Protection against crime
Crimes committed against women are subject to severe penalties under the law, covering all acts of violence committed against women (moral, physical, economic, psychological, and sexual).
One particularly notable innovation is the cancellation of Article 227 B of the Penal Code, which allowed a molester to escape sanctions if he agreed to marry a victim who was a minor (under the age of 15).
The new law maintains and enhances the penalties against molesters even if the victim (less than 16 years of age) withdraws the complaint, and does not consider this issue of marriage whatsoever.
This law considers economic discrimination at work as a crime, and this is subject to penalties in the form of appropriate fines.
The employment of children in a domestic situation is subject to a term of imprisonment from three to six months, plus a fine.
The principle measures of enforcement
- The creation of an independent division within the courts reserved for misdemeanours and crimes involving violence.
- The creation in the different regions of secure units (with women among its members) specialising in crimes of violence against women.
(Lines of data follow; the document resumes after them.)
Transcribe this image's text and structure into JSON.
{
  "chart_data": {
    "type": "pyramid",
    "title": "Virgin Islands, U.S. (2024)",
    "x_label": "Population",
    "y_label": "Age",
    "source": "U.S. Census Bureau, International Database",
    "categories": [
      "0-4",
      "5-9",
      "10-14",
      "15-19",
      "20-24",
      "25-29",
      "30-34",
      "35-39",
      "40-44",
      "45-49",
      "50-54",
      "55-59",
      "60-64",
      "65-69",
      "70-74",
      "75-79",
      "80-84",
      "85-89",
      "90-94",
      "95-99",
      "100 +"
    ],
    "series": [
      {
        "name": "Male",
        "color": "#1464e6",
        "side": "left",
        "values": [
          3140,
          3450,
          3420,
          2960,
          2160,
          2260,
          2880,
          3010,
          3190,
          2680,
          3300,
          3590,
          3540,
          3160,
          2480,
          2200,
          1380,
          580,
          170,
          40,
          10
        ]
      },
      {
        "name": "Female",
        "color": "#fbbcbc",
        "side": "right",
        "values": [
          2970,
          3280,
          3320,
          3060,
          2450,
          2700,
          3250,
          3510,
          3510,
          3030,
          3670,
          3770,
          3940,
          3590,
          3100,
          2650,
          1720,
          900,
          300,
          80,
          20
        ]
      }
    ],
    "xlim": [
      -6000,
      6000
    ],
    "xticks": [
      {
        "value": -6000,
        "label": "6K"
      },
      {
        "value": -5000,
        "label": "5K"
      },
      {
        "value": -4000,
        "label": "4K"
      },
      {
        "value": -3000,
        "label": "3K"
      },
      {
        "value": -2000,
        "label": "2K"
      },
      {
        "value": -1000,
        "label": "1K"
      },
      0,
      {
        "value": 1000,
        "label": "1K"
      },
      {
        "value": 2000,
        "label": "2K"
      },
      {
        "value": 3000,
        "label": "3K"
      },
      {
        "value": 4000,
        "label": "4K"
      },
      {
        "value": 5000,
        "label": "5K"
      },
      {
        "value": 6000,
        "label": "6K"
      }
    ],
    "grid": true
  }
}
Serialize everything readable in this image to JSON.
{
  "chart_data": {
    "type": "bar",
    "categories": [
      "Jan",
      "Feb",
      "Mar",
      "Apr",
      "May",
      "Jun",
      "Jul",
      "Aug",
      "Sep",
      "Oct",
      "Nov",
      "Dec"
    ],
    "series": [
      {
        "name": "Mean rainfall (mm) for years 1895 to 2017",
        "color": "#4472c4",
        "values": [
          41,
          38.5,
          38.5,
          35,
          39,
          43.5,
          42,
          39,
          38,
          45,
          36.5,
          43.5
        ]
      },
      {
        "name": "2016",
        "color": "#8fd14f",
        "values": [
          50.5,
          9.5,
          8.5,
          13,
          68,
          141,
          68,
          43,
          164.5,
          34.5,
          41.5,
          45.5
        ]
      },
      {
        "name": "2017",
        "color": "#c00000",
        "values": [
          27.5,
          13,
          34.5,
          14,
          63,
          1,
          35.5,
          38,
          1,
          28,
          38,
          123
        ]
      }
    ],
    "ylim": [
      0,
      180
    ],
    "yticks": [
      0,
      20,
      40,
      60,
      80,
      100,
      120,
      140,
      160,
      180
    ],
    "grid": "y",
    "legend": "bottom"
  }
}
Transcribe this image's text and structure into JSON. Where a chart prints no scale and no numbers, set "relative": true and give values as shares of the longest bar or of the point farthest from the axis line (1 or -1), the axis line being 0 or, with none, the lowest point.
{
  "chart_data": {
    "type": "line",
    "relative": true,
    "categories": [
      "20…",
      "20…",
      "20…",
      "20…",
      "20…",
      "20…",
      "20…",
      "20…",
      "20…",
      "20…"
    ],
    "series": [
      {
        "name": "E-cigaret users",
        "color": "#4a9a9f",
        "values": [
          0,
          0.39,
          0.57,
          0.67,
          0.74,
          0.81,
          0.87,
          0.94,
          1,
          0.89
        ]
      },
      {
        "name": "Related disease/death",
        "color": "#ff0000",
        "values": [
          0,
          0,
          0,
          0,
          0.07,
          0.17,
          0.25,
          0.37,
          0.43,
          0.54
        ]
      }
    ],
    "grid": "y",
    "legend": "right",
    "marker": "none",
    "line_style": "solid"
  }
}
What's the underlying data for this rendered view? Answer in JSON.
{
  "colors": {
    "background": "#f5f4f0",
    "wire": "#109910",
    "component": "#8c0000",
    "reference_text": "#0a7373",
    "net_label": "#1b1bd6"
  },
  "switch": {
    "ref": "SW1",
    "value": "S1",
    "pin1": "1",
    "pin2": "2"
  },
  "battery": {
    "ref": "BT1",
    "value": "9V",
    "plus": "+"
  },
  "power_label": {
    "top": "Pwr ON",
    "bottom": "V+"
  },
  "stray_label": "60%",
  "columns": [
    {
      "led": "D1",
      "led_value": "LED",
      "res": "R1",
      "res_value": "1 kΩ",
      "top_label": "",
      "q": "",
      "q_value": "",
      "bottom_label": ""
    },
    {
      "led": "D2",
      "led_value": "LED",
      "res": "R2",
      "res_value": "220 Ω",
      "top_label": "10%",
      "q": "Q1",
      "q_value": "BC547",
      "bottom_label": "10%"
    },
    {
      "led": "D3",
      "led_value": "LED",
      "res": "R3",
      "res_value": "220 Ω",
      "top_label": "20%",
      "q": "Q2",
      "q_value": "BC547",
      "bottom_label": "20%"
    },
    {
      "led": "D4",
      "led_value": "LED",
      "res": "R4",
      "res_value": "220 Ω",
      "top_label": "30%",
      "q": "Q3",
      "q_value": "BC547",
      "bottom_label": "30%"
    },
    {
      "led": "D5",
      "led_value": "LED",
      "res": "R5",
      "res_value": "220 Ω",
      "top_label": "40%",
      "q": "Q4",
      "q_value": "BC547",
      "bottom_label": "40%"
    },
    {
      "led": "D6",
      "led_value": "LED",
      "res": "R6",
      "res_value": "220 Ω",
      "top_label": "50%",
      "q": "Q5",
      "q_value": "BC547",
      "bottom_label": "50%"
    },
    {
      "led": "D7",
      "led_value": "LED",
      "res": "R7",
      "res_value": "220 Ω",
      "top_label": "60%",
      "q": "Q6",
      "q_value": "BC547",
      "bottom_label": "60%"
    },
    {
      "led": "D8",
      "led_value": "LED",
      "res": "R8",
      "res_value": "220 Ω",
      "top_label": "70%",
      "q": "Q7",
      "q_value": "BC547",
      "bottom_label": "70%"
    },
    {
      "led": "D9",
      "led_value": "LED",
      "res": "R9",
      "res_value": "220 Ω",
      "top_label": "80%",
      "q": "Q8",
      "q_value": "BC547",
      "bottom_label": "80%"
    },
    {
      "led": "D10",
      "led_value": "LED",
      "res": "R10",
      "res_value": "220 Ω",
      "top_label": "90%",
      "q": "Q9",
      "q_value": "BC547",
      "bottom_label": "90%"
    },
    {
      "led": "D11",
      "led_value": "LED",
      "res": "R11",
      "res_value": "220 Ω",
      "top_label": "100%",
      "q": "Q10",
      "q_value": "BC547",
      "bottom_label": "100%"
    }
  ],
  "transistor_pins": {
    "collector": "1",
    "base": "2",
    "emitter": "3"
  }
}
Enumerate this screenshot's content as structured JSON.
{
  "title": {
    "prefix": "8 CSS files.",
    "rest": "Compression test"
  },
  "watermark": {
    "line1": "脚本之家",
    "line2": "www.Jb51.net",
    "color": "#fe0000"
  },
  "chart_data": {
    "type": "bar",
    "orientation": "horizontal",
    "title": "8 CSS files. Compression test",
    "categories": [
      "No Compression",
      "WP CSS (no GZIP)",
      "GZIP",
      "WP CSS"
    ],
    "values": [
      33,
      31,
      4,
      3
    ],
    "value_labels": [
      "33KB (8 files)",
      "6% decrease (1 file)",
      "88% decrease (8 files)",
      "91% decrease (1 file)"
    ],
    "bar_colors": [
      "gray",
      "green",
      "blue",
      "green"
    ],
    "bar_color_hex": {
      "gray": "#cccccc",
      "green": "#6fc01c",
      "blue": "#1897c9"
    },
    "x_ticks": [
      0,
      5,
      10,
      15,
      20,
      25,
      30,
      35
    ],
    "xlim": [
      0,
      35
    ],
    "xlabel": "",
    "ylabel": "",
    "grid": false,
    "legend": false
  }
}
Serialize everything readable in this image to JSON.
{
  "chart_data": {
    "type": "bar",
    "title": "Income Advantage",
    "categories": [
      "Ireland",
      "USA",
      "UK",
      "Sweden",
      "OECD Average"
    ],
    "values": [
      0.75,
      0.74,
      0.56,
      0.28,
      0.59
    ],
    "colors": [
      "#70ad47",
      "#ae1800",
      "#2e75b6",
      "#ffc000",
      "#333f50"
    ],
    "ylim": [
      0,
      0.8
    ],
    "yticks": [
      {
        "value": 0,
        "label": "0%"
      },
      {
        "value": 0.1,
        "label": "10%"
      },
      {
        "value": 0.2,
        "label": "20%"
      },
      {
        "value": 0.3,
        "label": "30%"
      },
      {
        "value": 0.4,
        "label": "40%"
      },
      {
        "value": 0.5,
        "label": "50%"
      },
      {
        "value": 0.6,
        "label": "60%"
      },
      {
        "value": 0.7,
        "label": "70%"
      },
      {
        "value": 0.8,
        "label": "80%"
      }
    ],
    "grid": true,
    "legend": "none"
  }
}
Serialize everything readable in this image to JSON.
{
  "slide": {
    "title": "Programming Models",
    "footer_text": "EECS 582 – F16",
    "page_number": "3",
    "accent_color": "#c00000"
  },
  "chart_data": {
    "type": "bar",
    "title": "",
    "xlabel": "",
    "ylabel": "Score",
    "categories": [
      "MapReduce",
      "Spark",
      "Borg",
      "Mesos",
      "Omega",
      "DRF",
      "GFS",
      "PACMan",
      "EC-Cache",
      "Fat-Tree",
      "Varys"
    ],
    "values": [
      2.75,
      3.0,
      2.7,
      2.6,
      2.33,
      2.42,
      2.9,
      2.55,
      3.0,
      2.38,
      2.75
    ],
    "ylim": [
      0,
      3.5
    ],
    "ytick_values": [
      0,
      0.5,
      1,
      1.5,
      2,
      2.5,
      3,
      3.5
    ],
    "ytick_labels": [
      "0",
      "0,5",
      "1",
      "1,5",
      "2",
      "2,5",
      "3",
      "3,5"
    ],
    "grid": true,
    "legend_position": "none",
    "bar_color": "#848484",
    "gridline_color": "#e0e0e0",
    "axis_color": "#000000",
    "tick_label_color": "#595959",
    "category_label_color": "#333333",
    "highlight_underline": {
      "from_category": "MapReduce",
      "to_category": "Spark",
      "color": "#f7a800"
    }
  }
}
The law defines the measures to be taken in support of women who are victims of violence:
- Assistance in cases of physical, psychological, moral, and sexual injury and damage.
- Providing shelter for the victim of violence and her children.
- Presence of a psychiatrist or social assistance in certain cases of complaints.
- Creation of a national watchdog body for fighting against violence towards women, with far-reaching resources and powers.